Billy Graham is everywhere. He popped up this week on President Nixon's list of charitable contributions. His prerecorded presence graces American television screens several times a year. His syndicated column, "My Answer," competes with enlightened journalists' essays for editorial space in newspapers all over the country.
Somehow I had managed to escape him until this summer. I had changed television stations when he came on. I had opted for enlightened questions over Graham's answers. But beyond that, I am Jewish and I go to Radcliffe, and if that's not enough immunity from Billy Graham, there is no escape.
This summer, divine retribution stepped in: The Atlanta Journal assigned me to cover the week-long Billy Graham Crusade, held in Atlanta. Seven nights with Graham and his near-capacity crowds, seven days interviewing the members of his elaborate organization and seven mornings at the typewriter fighting to retain objectivity--I was literally swimming in the waters of the Lord.
It all began on June 15, when Graham whisked into Atlanta International Airport with a towering entourage of smiling, suntanned, seersucker-jacketed look-alikes. As he moved down the glass-walled corridor, Graham strode slightly ahead of his companions--his silver hair glistening a little more in the sunlight, his Hollywood tan more golden, his blue eyes more piercing, his big white smile more dazzling than the others'. Bystanders fought the blinding glare to gaze after his amazing grace.
The entrance was perfect--and then I met him. He was more a figure than a man, a walking mannequin who had sold his soul to the devils of modern image-making. His reverence was wrapped in Hollywood Holiness, and the whole package was better suited to a television screen or a stadium platform than a room filled with real people.
At the airport, Graham gave waiting reporters a canned version of the sermon he'd deliver in different forms for the next week. It went something like this: No man can solve the problems of poverty and oppression on this earth. But people can learn to find peace within their limitations, realize that this life is not the theater for our salvation, redirect their energies, accept. In acceptance lies the Answer.

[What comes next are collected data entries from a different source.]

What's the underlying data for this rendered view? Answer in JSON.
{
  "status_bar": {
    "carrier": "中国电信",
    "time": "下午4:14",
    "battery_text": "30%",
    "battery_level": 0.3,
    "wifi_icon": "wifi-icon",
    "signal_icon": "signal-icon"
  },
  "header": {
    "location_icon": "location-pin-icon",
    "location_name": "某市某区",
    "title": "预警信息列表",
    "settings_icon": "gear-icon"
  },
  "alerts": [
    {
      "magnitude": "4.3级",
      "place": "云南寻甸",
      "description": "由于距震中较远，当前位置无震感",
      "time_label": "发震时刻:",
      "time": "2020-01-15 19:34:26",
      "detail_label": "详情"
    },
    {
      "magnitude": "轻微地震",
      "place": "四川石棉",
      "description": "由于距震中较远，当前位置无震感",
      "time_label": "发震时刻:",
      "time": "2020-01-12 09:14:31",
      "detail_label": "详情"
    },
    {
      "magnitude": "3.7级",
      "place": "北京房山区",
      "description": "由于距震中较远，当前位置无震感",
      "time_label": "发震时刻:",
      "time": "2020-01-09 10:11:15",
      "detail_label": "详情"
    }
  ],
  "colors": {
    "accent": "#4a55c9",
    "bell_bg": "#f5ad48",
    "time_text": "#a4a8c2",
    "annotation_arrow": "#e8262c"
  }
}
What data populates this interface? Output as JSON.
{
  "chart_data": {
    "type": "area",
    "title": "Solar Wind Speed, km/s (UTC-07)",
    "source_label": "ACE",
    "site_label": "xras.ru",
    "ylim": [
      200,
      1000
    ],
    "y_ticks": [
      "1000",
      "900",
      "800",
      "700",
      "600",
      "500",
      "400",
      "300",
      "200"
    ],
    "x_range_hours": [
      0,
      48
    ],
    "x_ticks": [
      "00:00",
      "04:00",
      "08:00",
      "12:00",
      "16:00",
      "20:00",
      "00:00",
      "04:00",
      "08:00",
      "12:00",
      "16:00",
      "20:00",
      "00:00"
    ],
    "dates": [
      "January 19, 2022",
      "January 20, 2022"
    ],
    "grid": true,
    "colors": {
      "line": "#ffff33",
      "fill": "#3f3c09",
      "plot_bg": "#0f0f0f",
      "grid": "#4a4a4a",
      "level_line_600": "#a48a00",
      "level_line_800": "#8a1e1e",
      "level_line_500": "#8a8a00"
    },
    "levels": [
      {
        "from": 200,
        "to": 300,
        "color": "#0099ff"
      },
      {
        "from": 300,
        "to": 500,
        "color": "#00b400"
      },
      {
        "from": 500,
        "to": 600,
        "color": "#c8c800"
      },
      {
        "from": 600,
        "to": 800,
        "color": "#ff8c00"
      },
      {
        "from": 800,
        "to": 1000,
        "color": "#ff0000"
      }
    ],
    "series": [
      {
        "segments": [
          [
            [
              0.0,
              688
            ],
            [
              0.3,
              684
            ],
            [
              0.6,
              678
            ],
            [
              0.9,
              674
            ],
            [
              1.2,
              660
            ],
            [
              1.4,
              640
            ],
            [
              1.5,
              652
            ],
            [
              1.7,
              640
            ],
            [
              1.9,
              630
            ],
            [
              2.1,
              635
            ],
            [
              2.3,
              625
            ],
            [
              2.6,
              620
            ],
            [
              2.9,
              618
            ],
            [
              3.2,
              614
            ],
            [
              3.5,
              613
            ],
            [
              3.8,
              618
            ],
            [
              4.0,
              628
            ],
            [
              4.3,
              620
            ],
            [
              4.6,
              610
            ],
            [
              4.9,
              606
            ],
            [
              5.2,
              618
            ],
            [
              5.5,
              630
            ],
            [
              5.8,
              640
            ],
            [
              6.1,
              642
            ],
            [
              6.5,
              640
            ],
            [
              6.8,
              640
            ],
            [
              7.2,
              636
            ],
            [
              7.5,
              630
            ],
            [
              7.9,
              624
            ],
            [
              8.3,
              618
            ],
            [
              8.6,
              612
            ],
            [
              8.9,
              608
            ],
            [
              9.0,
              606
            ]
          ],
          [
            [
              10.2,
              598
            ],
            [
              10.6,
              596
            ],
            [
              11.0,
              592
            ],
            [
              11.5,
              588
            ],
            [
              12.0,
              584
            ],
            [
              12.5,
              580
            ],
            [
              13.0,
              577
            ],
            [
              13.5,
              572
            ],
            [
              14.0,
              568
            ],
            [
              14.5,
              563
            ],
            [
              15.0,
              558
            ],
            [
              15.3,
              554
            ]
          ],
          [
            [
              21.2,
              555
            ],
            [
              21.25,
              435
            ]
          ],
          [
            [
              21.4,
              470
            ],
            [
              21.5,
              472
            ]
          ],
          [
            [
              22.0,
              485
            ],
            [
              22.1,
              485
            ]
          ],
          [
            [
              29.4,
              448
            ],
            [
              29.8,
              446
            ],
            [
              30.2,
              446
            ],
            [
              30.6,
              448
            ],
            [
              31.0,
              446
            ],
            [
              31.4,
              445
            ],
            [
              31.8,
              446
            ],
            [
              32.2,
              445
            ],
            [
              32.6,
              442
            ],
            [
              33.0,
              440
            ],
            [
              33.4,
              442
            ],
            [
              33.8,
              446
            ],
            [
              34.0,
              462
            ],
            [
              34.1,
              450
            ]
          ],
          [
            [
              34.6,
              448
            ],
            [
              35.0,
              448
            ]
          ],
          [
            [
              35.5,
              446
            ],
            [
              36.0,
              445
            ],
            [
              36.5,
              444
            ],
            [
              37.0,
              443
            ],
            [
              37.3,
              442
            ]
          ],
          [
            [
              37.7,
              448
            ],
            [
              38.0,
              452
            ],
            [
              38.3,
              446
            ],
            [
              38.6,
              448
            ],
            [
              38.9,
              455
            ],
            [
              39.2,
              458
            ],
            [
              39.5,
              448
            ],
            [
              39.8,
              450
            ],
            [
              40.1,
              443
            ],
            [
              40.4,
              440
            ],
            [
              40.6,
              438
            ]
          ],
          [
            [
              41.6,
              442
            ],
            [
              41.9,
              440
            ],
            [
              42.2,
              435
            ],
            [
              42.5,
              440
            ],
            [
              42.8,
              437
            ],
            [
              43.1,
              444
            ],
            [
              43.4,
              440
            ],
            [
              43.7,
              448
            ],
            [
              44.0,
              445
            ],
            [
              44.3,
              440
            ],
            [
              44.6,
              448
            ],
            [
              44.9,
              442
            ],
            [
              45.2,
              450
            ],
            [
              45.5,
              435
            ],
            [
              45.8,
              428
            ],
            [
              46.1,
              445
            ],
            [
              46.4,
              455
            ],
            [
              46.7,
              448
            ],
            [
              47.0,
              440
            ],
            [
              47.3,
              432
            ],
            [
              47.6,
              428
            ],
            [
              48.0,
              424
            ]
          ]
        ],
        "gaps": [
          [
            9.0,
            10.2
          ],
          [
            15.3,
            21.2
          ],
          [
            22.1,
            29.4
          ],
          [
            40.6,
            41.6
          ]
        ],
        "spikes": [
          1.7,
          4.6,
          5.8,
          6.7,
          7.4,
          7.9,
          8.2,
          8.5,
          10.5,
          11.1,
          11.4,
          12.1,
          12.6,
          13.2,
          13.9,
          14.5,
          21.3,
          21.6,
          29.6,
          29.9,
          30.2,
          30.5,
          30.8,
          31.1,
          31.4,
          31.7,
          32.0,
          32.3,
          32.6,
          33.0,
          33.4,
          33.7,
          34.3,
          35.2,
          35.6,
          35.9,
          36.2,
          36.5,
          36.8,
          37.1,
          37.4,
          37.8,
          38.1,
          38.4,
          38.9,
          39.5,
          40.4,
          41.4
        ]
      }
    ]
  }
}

Across town, groups of Atlanta blacks were preparing demonstrations against Graham's refusal to speak out about Watergate and his alleged neglect of the black clergy's call for Christian activism. At the press conference, Graham was asked to comment on the challenge. He declined, but said he'd gladly talk to the black leaders if they called him. They never did. Blacks continued to boycott the crusade throughout the week and the crowds who saw Graham in Atlanta were almost all well-dressed and white.
For the week of June 18-24 Graham staged his nightly spectacular in Atlanta Stadium, home of the Atlanta Braves and their great showman, Henry Aaron. At the time, Aaron was seemingly on his way to breaking Babe Ruth's all-time home run record. Graham had a tough act to follow, but he was prepared. In seven nights, he drew over 350,000 worshippers.
Most of the Crusade chairmen came not from Atlanta's religious leadership, but straight out of its power structure. At the top was Tom Cousins, a leading real estate developer and financier who brought the pro basketball Hawks to Atlanta, built the city's dazzling indoor athletic and cultural center, and is currently building a uniquely luxurious hotel that will aid the city's drive to become the national convention center by 1980.
Under Cousins, committee chairmen included the president of one of Atlanta's largest banks, the chairman of its rapid transit system, the president of its chamber of commerce, the country's number-one Ford dealer and several retired public servants. The chairman of the ministers' council was the pastor of the church where numerous Atlanta political and civic leaders do their praying.
At the next level was a group of men who did the actual footwork--for example, the middle-aged fellow who for 20 years had flown all over the world with Graham to organize local counseling programs to supplement Graham's message. In striking contrast to the sophisticated, glamorous, powerful men at the top, they are homey, plodding yes-men; they do drudge work; they carry pamphlets detailing The Way; they stutter and stare blankly when asked questions that aren't in the pamphlets. They are the peddlers. The glamorous leaders are the front men. And Billy Graham is their product--a very marketable product.